Professor delving into culinary world at Chatham’s Eden Hall campus in Richland
Tuesday, February 11, 2020 | 12:01 AM
Veda Sankaran loves to combine the cuisine of India with traditional comfort foods of this country, but the term fusion bothers her.
She may be drawing from both what her family prepared and what she ate growing up in Altoona after moving to the United States in the late 1970s, but she’s not fusing anything. She’s simply cooking and telling her own story through food.
“I struggle with how to express this correctly and talk about it,” said Sankaran, 49, of Franklin Park. “Even when I write sometimes I say, ‘I incorporated this into American food,’ and I’m like, ‘No, I’m American, so the food I make is American food.’ It’s just my America. These are all parts of me, and I’m maybe just putting them together a little differently than the parts of you and how you would do it.”
Sankaran is one of the latest Makers in Residence at Chatham University’s Eden Hall campus in Richland. The program is run through the Center for Regional Agriculture, Food and Transformation and is designed to allow local culinary and agricultural entrepreneurs the chance to explore and innovate using the campus kitchens and facilities while sharing what they know with students and the community at large through a series of workshops.
Sankaran has a master’s degree in education, and her professional life has included working as an adjunct professor at Duquesne and La Roche universities. She has taken a break from that during her 15-week residency, however, to focus on getting her new business, Jalsa by Veda, off the ground as she focuses on recipe development as well as accounting and other aspects of running a business. Jalsa, she explained, is a Gujarati word that encompasses the feeling of celebration, joy, happiness and fun.
“Though I am Tamil and not Gujarati,” she said, “I loved that a single word could be used to describe that joyous feeling we all have, whether it’s for a party or simply enjoying being with friends or family.”

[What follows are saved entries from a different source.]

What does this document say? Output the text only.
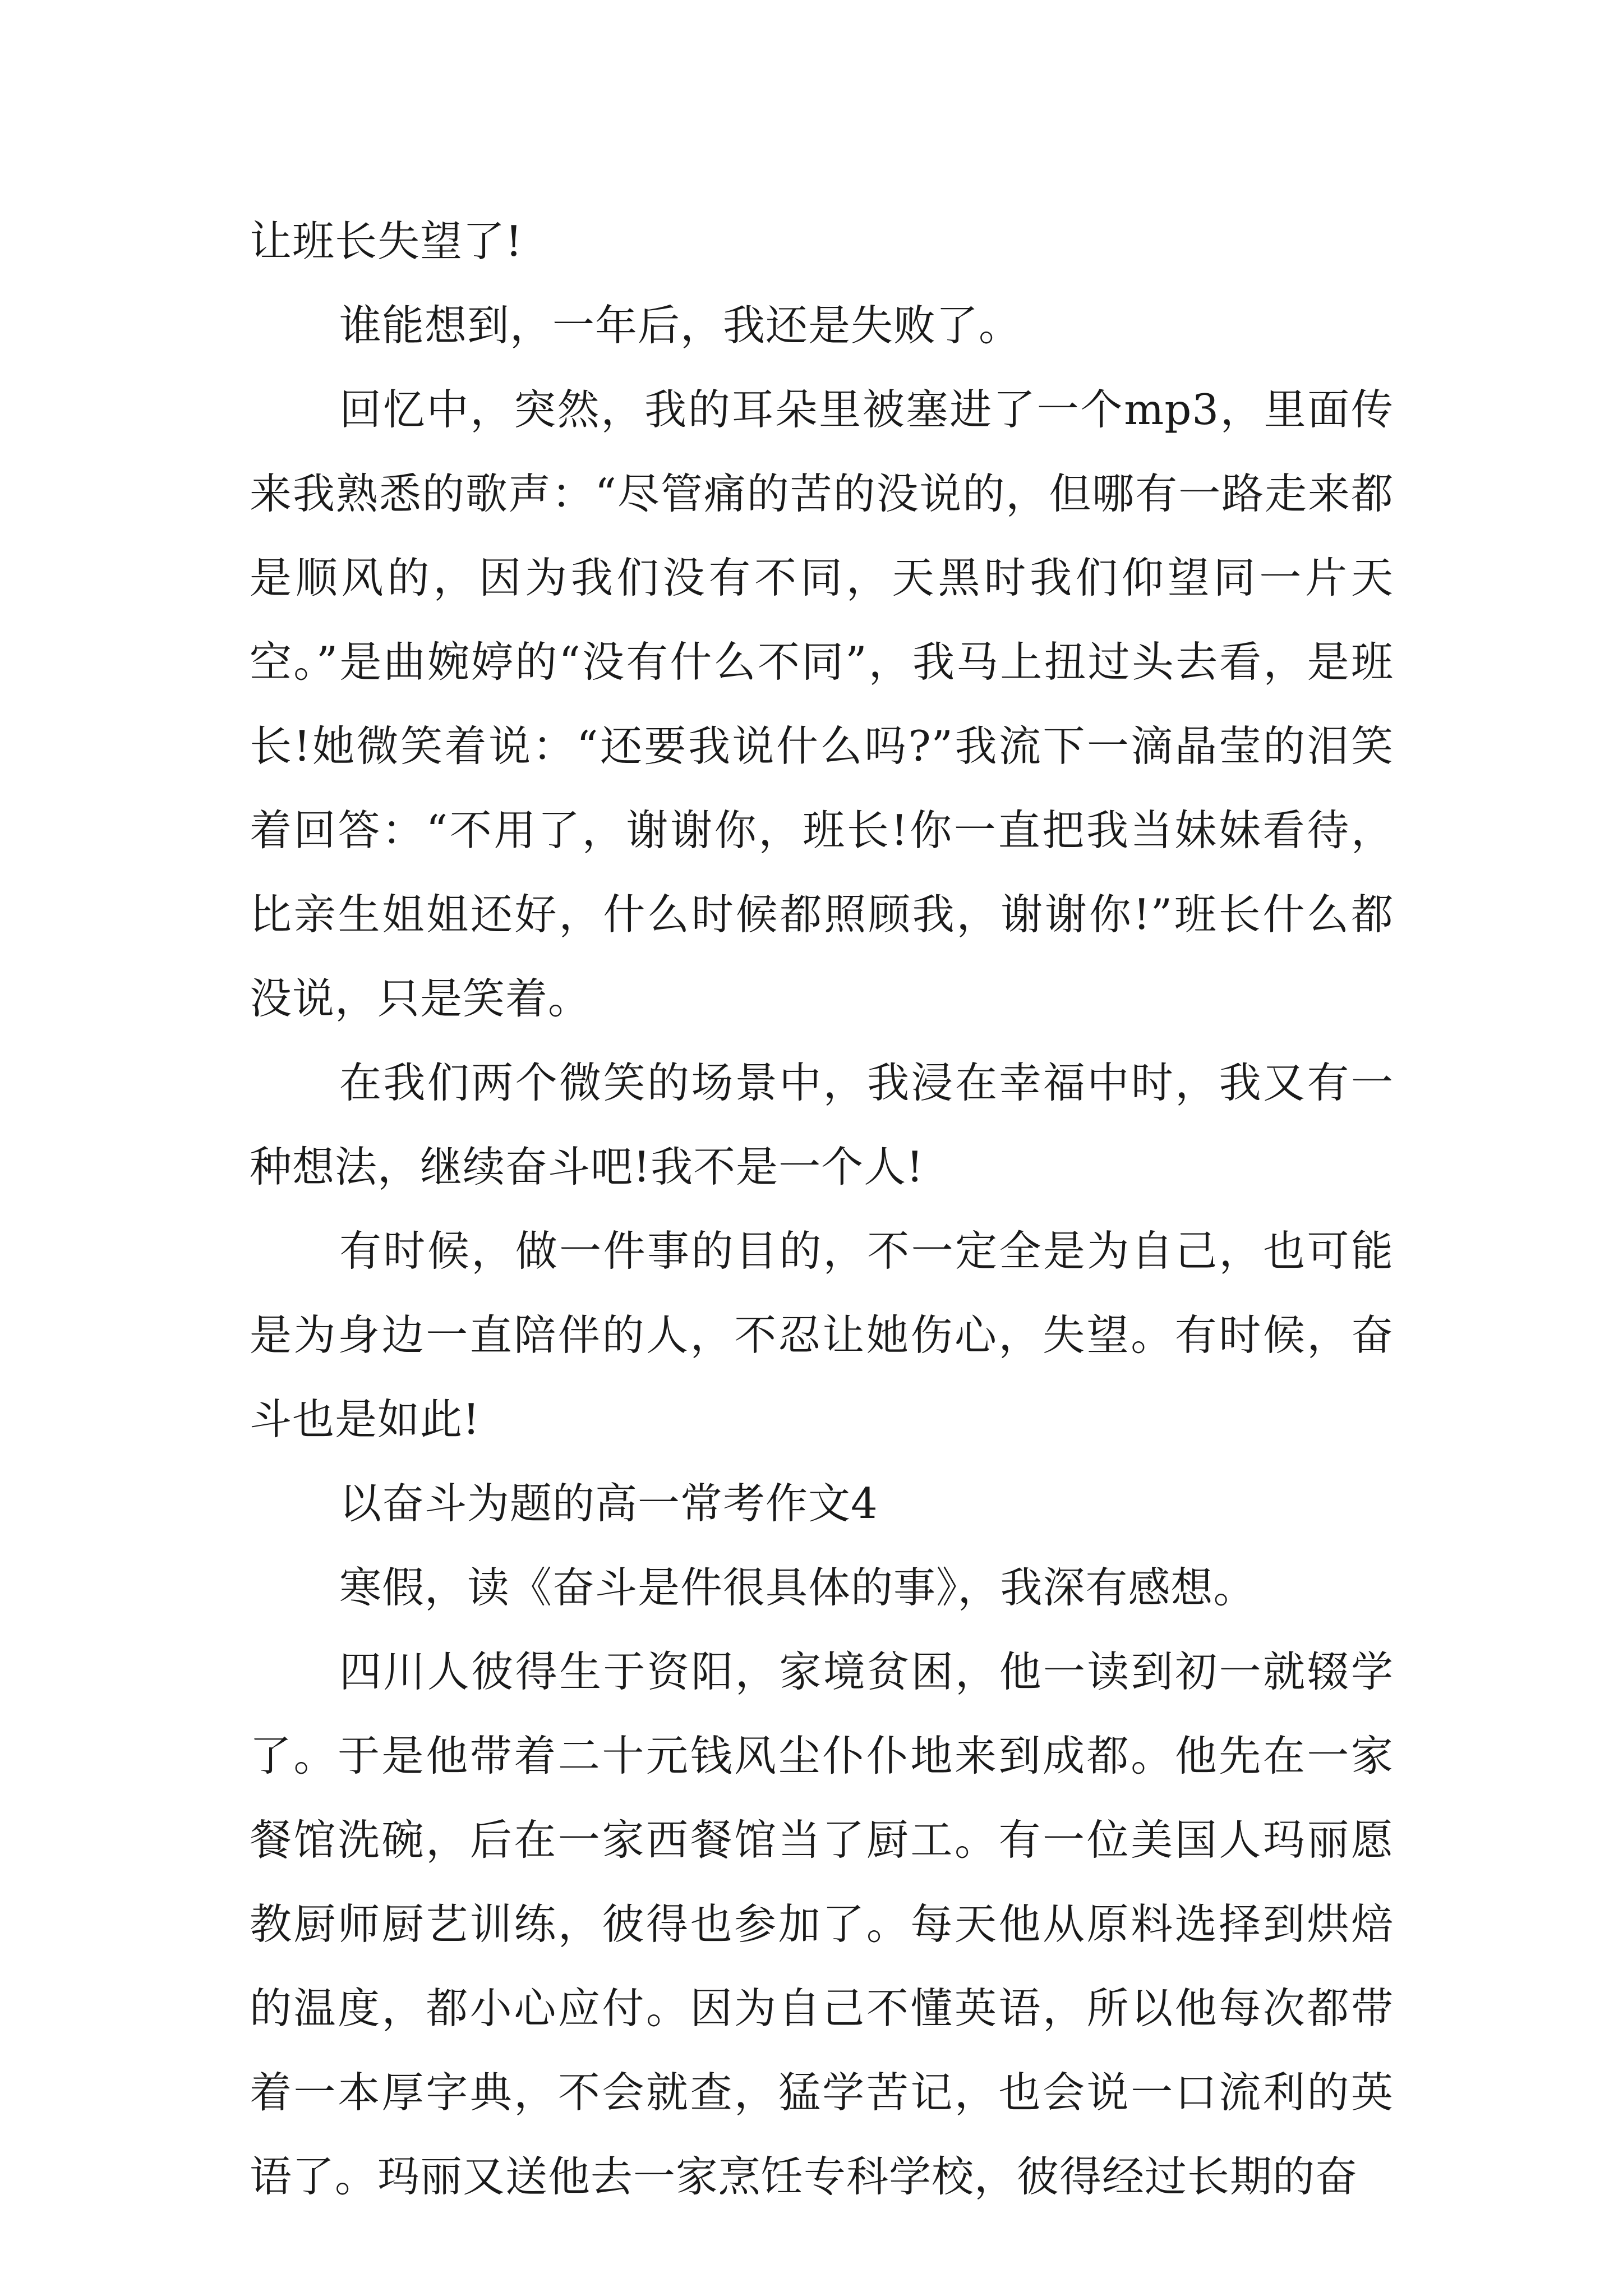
让班长失望了!

谁能想到，一年后，我还是失败了。

回忆中，突然，我的耳朵里被塞进了一个mp3，里面传来我熟悉的歌声：“尽管痛的苦的没说的，但哪有一路走来都是顺风的，因为我们没有不同，天黑时我们仰望同一片天空。”是曲婉婷的“没有什么不同”，我马上扭过头去看，是班长!她微笑着说：“还要我说什么吗?”我流下一滴晶莹的泪笑着回答：“不用了，谢谢你，班长!你一直把我当妹妹看待，比亲生姐姐还好，什么时候都照顾我，谢谢你!”班长什么都没说，只是笑着。

在我们两个微笑的场景中，我浸在幸福中时，我又有一种想法，继续奋斗吧!我不是一个人!

有时候，做一件事的目的，不一定全是为自己，也可能是为身边一直陪伴的人，不忍让她伤心，失望。有时候，奋斗也是如此!

以奋斗为题的高一常考作文4

寒假，读《奋斗是件很具体的事》，我深有感想。

四川人彼得生于资阳，家境贫困，他一读到初一就辍学了。于是他带着二十元钱风尘仆仆地来到成都。他先在一家餐馆洗碗，后在一家西餐馆当了厨工。有一位美国人玛丽愿教厨师厨艺训练，彼得也参加了。每天他从原料选择到烘焙的温度，都小心应付。因为自己不懂英语，所以他每次都带着一本厚字典，不会就查，猛学苦记，也会说一口流利的英语了。玛丽又送他去一家烹饪专科学校，彼得经过长期的奋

Moving to the United States at the age of 4 and growing up as the only Indian person in her high school graduating class of about 800 gave her an interesting perspective on food. When she was younger, she said, she only wanted to eat what her friends were eating and not the traditional dishes her mother prepared, but when she went away to college, she missed Indian food.
“I only really learned how to cook after I went away to school and started asking my mom, ‘How do you make this?’ and ‘How do you make that?’ ” she said.
As her interest in cooking grew, she began incorporating both tastes and styles into dishes to share with family and friends. Her Jalsa by Veda is a unique spice blend that she uses to bring the flavors of her native India into the comfort food she learned to love growing up as an Altoona girl.
For instance, for her homemade paneer workshop coming up this month on the Eden Hall campus, she’ll be teaching participants not only how to make the traditional North Indian cheese but also to use it in a dish that includes pierogies.
That workshop is sold out, but there are openings for a workshop on comfort foods with Indian flavors from noon to 3 p.m. March 22. The menu includes learning to make mac and cheese, meatballs and gravy, and chicken and waffles all with an Indian flair. Attendees will get a Jalsa by Veda spice blend to take home.
“A lot of the passion for all of this comes from my philosophy of food,” she said. “Food tells a story, and the food that we eat, the food that we cook, the food that we share tells our history. Whether it’s a recipe that’s been passed down through generations or it’s where we traveled or the people we first tasted that food with, I think that’s what excites me. And I think the food I personally make tells my history.”